MARK Drakeford has vowed to improve the bus network in Wales by introducing a new law this year.

The first minister said buses would be one of his government's priorities over the next 12 months, and changes would be made “in a way that promotes the public interest”.

Simpler ticketing systems, revised timetables, and better connections between services are all expected to be part of the government's wider plans for bus travel.

Mr Drakeford will also try to reform the franchising system for bus companies, bringing the network under more centralised control, likely via the government’s own firm, Transport for Wales (TfW), which already runs the majority of the nation’s rail services.

Drakeford: Deregulation of buses 'failed'

These changes would undo the deregulation of the 1980s and, the government believes, make bus travel more efficient, attractive, and affordable for customers.

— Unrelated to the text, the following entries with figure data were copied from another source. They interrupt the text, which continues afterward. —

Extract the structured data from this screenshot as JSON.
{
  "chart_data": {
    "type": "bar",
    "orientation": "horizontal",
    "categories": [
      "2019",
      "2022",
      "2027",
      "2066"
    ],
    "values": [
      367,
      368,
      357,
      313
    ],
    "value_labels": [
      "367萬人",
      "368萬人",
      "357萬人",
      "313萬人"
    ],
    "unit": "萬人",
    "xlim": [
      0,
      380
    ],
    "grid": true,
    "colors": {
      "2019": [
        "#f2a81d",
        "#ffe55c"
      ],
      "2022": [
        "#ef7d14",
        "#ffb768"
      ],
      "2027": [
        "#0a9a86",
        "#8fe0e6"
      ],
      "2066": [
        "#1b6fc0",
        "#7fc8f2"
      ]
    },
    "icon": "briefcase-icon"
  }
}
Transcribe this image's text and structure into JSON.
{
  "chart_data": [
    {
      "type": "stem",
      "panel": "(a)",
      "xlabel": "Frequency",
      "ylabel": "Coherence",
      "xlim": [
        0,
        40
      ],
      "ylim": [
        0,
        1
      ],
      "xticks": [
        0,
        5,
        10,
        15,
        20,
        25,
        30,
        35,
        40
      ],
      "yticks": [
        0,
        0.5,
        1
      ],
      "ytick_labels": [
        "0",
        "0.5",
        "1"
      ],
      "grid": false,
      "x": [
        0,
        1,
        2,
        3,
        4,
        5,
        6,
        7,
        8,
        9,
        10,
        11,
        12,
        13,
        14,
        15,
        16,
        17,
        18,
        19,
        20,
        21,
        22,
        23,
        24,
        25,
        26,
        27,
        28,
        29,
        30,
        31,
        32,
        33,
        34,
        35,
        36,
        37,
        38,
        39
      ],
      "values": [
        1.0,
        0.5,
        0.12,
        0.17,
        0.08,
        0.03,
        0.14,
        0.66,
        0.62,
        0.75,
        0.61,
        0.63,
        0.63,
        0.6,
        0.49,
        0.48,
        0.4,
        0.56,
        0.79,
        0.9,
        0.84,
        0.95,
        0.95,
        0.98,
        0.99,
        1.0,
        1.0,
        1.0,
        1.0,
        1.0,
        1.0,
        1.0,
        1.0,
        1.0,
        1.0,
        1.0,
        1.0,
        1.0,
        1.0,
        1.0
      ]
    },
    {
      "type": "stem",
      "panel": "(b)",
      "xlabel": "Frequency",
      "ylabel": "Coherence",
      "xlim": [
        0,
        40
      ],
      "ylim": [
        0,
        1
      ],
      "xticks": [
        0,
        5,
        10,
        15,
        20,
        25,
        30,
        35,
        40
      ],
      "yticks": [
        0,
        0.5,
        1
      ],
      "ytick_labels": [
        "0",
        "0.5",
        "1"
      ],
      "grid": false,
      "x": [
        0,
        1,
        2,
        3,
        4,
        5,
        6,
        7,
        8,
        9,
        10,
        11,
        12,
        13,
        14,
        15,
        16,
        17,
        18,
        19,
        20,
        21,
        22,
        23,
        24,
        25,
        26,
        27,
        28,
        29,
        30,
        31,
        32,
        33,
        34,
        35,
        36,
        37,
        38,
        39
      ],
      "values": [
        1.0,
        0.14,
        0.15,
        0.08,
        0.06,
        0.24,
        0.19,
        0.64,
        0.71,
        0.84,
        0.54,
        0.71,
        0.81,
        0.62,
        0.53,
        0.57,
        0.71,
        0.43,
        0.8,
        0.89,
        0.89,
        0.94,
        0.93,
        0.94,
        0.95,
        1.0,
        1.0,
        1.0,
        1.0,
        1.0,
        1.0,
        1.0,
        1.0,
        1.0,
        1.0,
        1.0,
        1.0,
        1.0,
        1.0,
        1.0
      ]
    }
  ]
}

Public transport improvements are also key to the Welsh Government's climate goals, which focus heavily on “modal shift” - encouraging people to use greener travel than the car.

Mr Drakeford criticised previous deregulation as a “failed system” that “puts profit before people”.

His new law, once passed, would “enable all levels of government to work together to design the network of bus services our communities need”.

Bus passengers in decline

Like most of the UK, passenger numbers have been in decline for years, and the coronavirus pandemic spelled disaster for public transport use.

The Welsh Government had wanted to revise the nation’s bus network in 2020, only for the those plans to be shelved when Covid-19 arrived.

The emergency government funding which propped up bus companies during the pandemic is now drying up, too.

Research by the Confederation of Passenger Transport reportedly estimated that passenger numbers wouldn’t reach 90 per cent of pre-pandemic levels until 2030, unless changes to the system were made.

'Collaborative' bus network for Wales

The government claims introducing franchising across Wales would mean more control over how, where and when buses serve communities.

But the changes could be problematic in areas like Newport, where the city council already runs a bus company, Newport Bus. Last year, the local authority said Wales-wide reforms could be a risk to the viability of that business.

In the Senedd, Mr Drakeford said his government had “worked very hard with the industry to create a collaborative approach to shaping that future”, but warned any improvements would be limited by their cost.

“Funding will always be an issue - we simply do not have the money to do all the things that we would like to do,” he said. “But, the bus Bill will provide a new legislative basis to make sure that whatever funding is available is put into the system in a way that promotes the public interest.”